En amont et en aval des «royaumes/ maisons de guerres» (Mahir Saul : 2003), la conception du pouvoir et des rapports dominants/dominés reste une question disputée. On navigue entre prédation pure et dure de roitelets «gaspilleurs» et ce que Abou Traoré dit Diop nomme le «complexe de Kankou Moussa» (Abou Traoré dit Diop : 2011). Ce désir morbide de paraître qui a transformé pendant des décennies l’Ouest africain en un vaste champ de batailles improductives et de ruines.
Entre gérontocratie et aristocratie, les masses populaires sont confrontées à un pouvoir fort qui ponctionne sans reverser en services et infrastructures. Une caste de griots «laudateurs» est toujours là pour dire que les princes ont tout bon et que leur pouvoir quasiment divin ne peut être contesté par un mortel ! Comme nous l’avons dit par ailleurs, cette «médiévalisation» de la conception du pouvoir a été véhiculée jusqu’à nous aujourd’hui, s’illustrant dans la toute-puissance des gouvernants, les dépenses somptuaires et improductives et la «crédoïsation» des positions du prince du jour (Joseph Tanden Diarra : 2007).
Hier comme aujourd’hui en nos contrées, le prince ne ment pas, il ne se trompe pas, il ne trompe pas, sa parole et son avis sont «sacralisés» par cette peur panique et les «griotismes» hérités des mondes médiévaux soudanais et de l’humiliation coloniale.
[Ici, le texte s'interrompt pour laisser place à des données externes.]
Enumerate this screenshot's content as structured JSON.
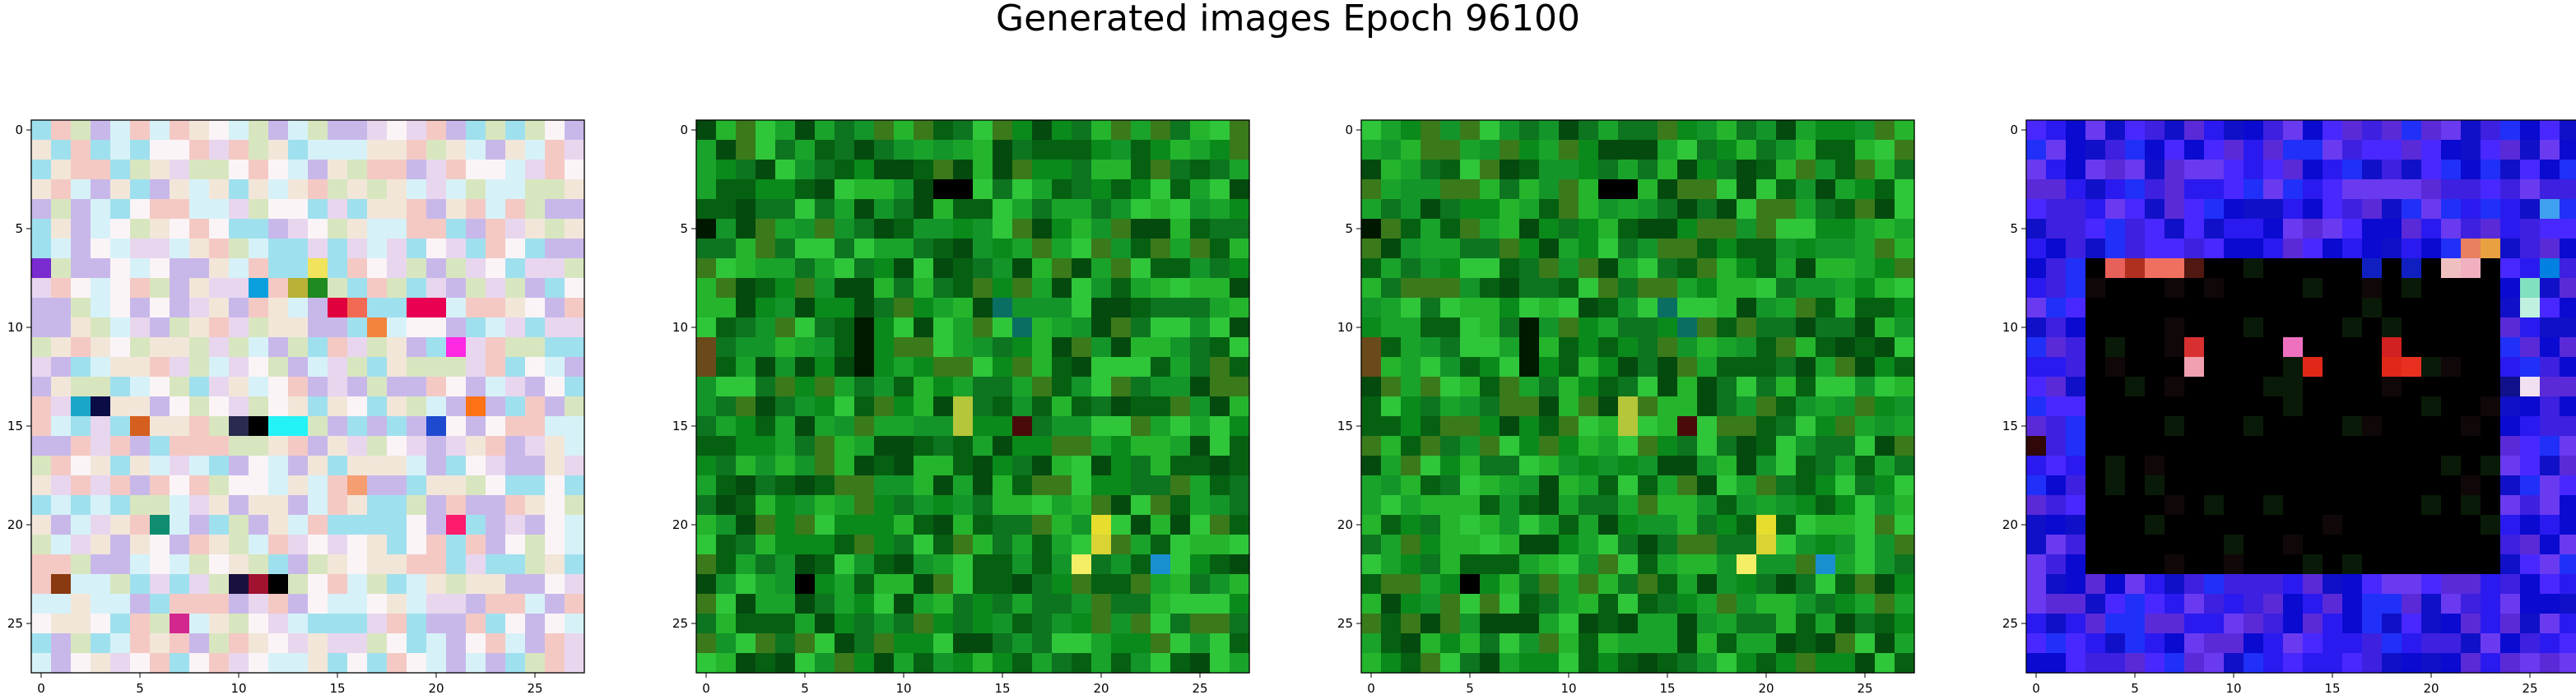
{
  "figure": {
    "title": "Generated images Epoch 96100"
  },
  "chart_data": [
    {
      "type": "heatmap",
      "title": "",
      "xlabel": "",
      "ylabel": "",
      "xlim": [
        -0.5,
        27.5
      ],
      "ylim": [
        27.5,
        -0.5
      ],
      "x_ticks": [
        0,
        5,
        10,
        15,
        20,
        25
      ],
      "y_ticks": [
        0,
        5,
        10,
        15,
        20,
        25
      ],
      "grid": false,
      "colors": {
        "overall": "pastel noise",
        "palette": [
          "#f2e6d9",
          "#d6f2f8",
          "#e8d6ef",
          "#fbf4f7",
          "#c8b8ea",
          "#9fe0ee",
          "#f4c9c4",
          "#d8e6bf"
        ],
        "accent": [
          {
            "row": 7,
            "col": 0,
            "color": "#7a2bd0"
          },
          {
            "row": 8,
            "col": 11,
            "color": "#0a9fdf"
          },
          {
            "row": 8,
            "col": 13,
            "color": "#b9b036"
          },
          {
            "row": 8,
            "col": 14,
            "color": "#1f8a1f"
          },
          {
            "row": 7,
            "col": 14,
            "color": "#f1e35c"
          },
          {
            "row": 9,
            "col": 15,
            "color": "#e0003e"
          },
          {
            "row": 9,
            "col": 16,
            "color": "#f36a54"
          },
          {
            "row": 9,
            "col": 19,
            "color": "#e90052"
          },
          {
            "row": 9,
            "col": 20,
            "color": "#e90052"
          },
          {
            "row": 10,
            "col": 17,
            "color": "#f3843e"
          },
          {
            "row": 11,
            "col": 21,
            "color": "#ff28e3"
          },
          {
            "row": 14,
            "col": 2,
            "color": "#1aa6c8"
          },
          {
            "row": 14,
            "col": 3,
            "color": "#0a0d45"
          },
          {
            "row": 15,
            "col": 5,
            "color": "#d45f1e"
          },
          {
            "row": 15,
            "col": 10,
            "color": "#2a2a50"
          },
          {
            "row": 15,
            "col": 11,
            "color": "#000000"
          },
          {
            "row": 15,
            "col": 12,
            "color": "#23f3f7"
          },
          {
            "row": 15,
            "col": 13,
            "color": "#23f3f7"
          },
          {
            "row": 15,
            "col": 20,
            "color": "#1e4ad0"
          },
          {
            "row": 14,
            "col": 22,
            "color": "#ff7316"
          },
          {
            "row": 18,
            "col": 16,
            "color": "#f49e72"
          },
          {
            "row": 20,
            "col": 6,
            "color": "#0e8d70"
          },
          {
            "row": 20,
            "col": 21,
            "color": "#ff1a6e"
          },
          {
            "row": 23,
            "col": 1,
            "color": "#8a3a10"
          },
          {
            "row": 23,
            "col": 10,
            "color": "#1a1040"
          },
          {
            "row": 23,
            "col": 11,
            "color": "#a01230"
          },
          {
            "row": 23,
            "col": 12,
            "color": "#000000"
          },
          {
            "row": 25,
            "col": 7,
            "color": "#d4278e"
          }
        ]
      }
    },
    {
      "type": "heatmap",
      "title": "",
      "xlabel": "",
      "ylabel": "",
      "xlim": [
        -0.5,
        27.5
      ],
      "ylim": [
        27.5,
        -0.5
      ],
      "x_ticks": [
        0,
        5,
        10,
        15,
        20,
        25
      ],
      "y_ticks": [
        0,
        5,
        10,
        15,
        20,
        25
      ],
      "grid": false,
      "colors": {
        "overall": "green noise",
        "palette": [
          "#0a8a1a",
          "#1aa32a",
          "#066012",
          "#24b52c",
          "#0d7420",
          "#2fc63a",
          "#044a0e",
          "#13952a",
          "#3a7a1a"
        ],
        "accent": [
          {
            "row": 3,
            "col": 12,
            "color": "#000000"
          },
          {
            "row": 3,
            "col": 13,
            "color": "#000000"
          },
          {
            "row": 10,
            "col": 8,
            "color": "#001a00"
          },
          {
            "row": 11,
            "col": 8,
            "color": "#001a00"
          },
          {
            "row": 12,
            "col": 8,
            "color": "#001a00"
          },
          {
            "row": 9,
            "col": 15,
            "color": "#0a6f62"
          },
          {
            "row": 10,
            "col": 16,
            "color": "#0a6f62"
          },
          {
            "row": 14,
            "col": 13,
            "color": "#b5c63a"
          },
          {
            "row": 15,
            "col": 13,
            "color": "#b5c63a"
          },
          {
            "row": 15,
            "col": 16,
            "color": "#4a0a0a"
          },
          {
            "row": 20,
            "col": 20,
            "color": "#e6dd2d"
          },
          {
            "row": 21,
            "col": 20,
            "color": "#d9d434"
          },
          {
            "row": 22,
            "col": 19,
            "color": "#f4ee66"
          },
          {
            "row": 22,
            "col": 23,
            "color": "#1a8fd0"
          },
          {
            "row": 23,
            "col": 5,
            "color": "#000000"
          },
          {
            "row": 5,
            "col": 0,
            "color": "#001800"
          },
          {
            "row": 11,
            "col": 0,
            "color": "#6a4a1a"
          },
          {
            "row": 12,
            "col": 0,
            "color": "#6a4a1a"
          }
        ]
      }
    },
    {
      "type": "heatmap",
      "title": "",
      "xlabel": "",
      "ylabel": "",
      "xlim": [
        -0.5,
        27.5
      ],
      "ylim": [
        27.5,
        -0.5
      ],
      "x_ticks": [
        0,
        5,
        10,
        15,
        20,
        25
      ],
      "y_ticks": [
        0,
        5,
        10,
        15,
        20,
        25
      ],
      "grid": false,
      "colors": {
        "overall": "green noise",
        "palette": [
          "#0a8a1a",
          "#1aa32a",
          "#066012",
          "#24b52c",
          "#0d7420",
          "#2fc63a",
          "#044a0e",
          "#13952a",
          "#3a7a1a"
        ],
        "accent": [
          {
            "row": 3,
            "col": 12,
            "color": "#000000"
          },
          {
            "row": 3,
            "col": 13,
            "color": "#000000"
          },
          {
            "row": 10,
            "col": 8,
            "color": "#001a00"
          },
          {
            "row": 11,
            "col": 8,
            "color": "#001a00"
          },
          {
            "row": 12,
            "col": 8,
            "color": "#001a00"
          },
          {
            "row": 9,
            "col": 15,
            "color": "#0a6f62"
          },
          {
            "row": 10,
            "col": 16,
            "color": "#0a6f62"
          },
          {
            "row": 14,
            "col": 13,
            "color": "#b5c63a"
          },
          {
            "row": 15,
            "col": 13,
            "color": "#b5c63a"
          },
          {
            "row": 15,
            "col": 16,
            "color": "#4a0a0a"
          },
          {
            "row": 20,
            "col": 20,
            "color": "#e6dd2d"
          },
          {
            "row": 21,
            "col": 20,
            "color": "#d9d434"
          },
          {
            "row": 22,
            "col": 19,
            "color": "#f4ee66"
          },
          {
            "row": 22,
            "col": 23,
            "color": "#1a8fd0"
          },
          {
            "row": 23,
            "col": 5,
            "color": "#000000"
          },
          {
            "row": 5,
            "col": 0,
            "color": "#001800"
          },
          {
            "row": 11,
            "col": 0,
            "color": "#6a4a1a"
          },
          {
            "row": 12,
            "col": 0,
            "color": "#6a4a1a"
          }
        ]
      }
    },
    {
      "type": "heatmap",
      "title": "",
      "xlabel": "",
      "ylabel": "",
      "xlim": [
        -0.5,
        27.5
      ],
      "ylim": [
        27.5,
        -0.5
      ],
      "x_ticks": [
        0,
        5,
        10,
        15,
        20,
        25
      ],
      "y_ticks": [
        0,
        5,
        10,
        15,
        20,
        25
      ],
      "grid": false,
      "colors": {
        "overall": "blue/purple border with black center",
        "palette": [
          "#2a1af0",
          "#3d20e0",
          "#1010c8",
          "#5a2ad8",
          "#0a0ad0",
          "#4828ff",
          "#2030f8",
          "#6a3af0"
        ],
        "center_color": "#000000",
        "center_rows": [
          7,
          22
        ],
        "center_cols": [
          3,
          23
        ],
        "accent": [
          {
            "row": 7,
            "col": 4,
            "color": "#e8605a"
          },
          {
            "row": 7,
            "col": 5,
            "color": "#b03020"
          },
          {
            "row": 7,
            "col": 6,
            "color": "#f07060"
          },
          {
            "row": 7,
            "col": 7,
            "color": "#f07060"
          },
          {
            "row": 7,
            "col": 8,
            "color": "#501810"
          },
          {
            "row": 7,
            "col": 17,
            "color": "#1020c0"
          },
          {
            "row": 7,
            "col": 19,
            "color": "#1020c0"
          },
          {
            "row": 7,
            "col": 21,
            "color": "#f0c0c0"
          },
          {
            "row": 7,
            "col": 22,
            "color": "#f0b0c0"
          },
          {
            "row": 6,
            "col": 22,
            "color": "#e88060"
          },
          {
            "row": 6,
            "col": 23,
            "color": "#e8a040"
          },
          {
            "row": 11,
            "col": 8,
            "color": "#d83030"
          },
          {
            "row": 12,
            "col": 8,
            "color": "#f0a0b0"
          },
          {
            "row": 11,
            "col": 13,
            "color": "#f070c0"
          },
          {
            "row": 12,
            "col": 14,
            "color": "#e02818"
          },
          {
            "row": 11,
            "col": 18,
            "color": "#d02020"
          },
          {
            "row": 12,
            "col": 18,
            "color": "#e02818"
          },
          {
            "row": 12,
            "col": 19,
            "color": "#e83020"
          },
          {
            "row": 8,
            "col": 25,
            "color": "#80e0c0"
          },
          {
            "row": 9,
            "col": 25,
            "color": "#c0f0e0"
          },
          {
            "row": 13,
            "col": 25,
            "color": "#f0e0f0"
          },
          {
            "row": 13,
            "col": 24,
            "color": "#10108a"
          },
          {
            "row": 16,
            "col": 0,
            "color": "#300808"
          },
          {
            "row": 7,
            "col": 26,
            "color": "#0080e0"
          },
          {
            "row": 4,
            "col": 26,
            "color": "#40a0f0"
          }
        ]
      }
    }
  ]
}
La lente dégringolade d’un pays ?
C’est dans une liesse extraordinaire que les Soudanais ont accueilli leur indépendance en 1960. L’éphémère Fédération du Mali qui n’a pas pu résister aux appétits de «jeunes premiers» des Pères de l’indépendance est rapidement un mauvais souvenir. Malgré les errements que connaîtra cette Première République de Modibo Keita et ses camarades, il faut avouer qu’ils ont fait rêver les maliens : un rêve d’égalité et de justice, un rêve d’équité de travail et d’indépendance, la vraie. Ce sont les méthodes et les instruments idéologiques pour réaliser ce rêve qui poseront problème aux maliens.
Le 19 novembre 1968, des militaires à travers le CMNL (Comité Militaire de Libération Nationale) s’emparent du pouvoir. Deuxième moment de liesse pour un peuple malien transi d’espérance, mais l’euphorie sera de courte durée ! Ces militaires vont vivre le pouvoir comme un enfant orphelin qui reçoit «un nouveau jouet». Les maliens déchanteront rapidement entre les «vrais-faux complots» et les déportations dans les bagnes du Nord. Et malgré les tentatives de troquer l’uniforme contre le «boubou blanc» avec l’écriture d’une constitution conçue sur mesure pour le Général Président, le pays s’enfoncera dans la misère et la médiocrité en gouvernance. N’est pas le Général de Gaulle, qui veut !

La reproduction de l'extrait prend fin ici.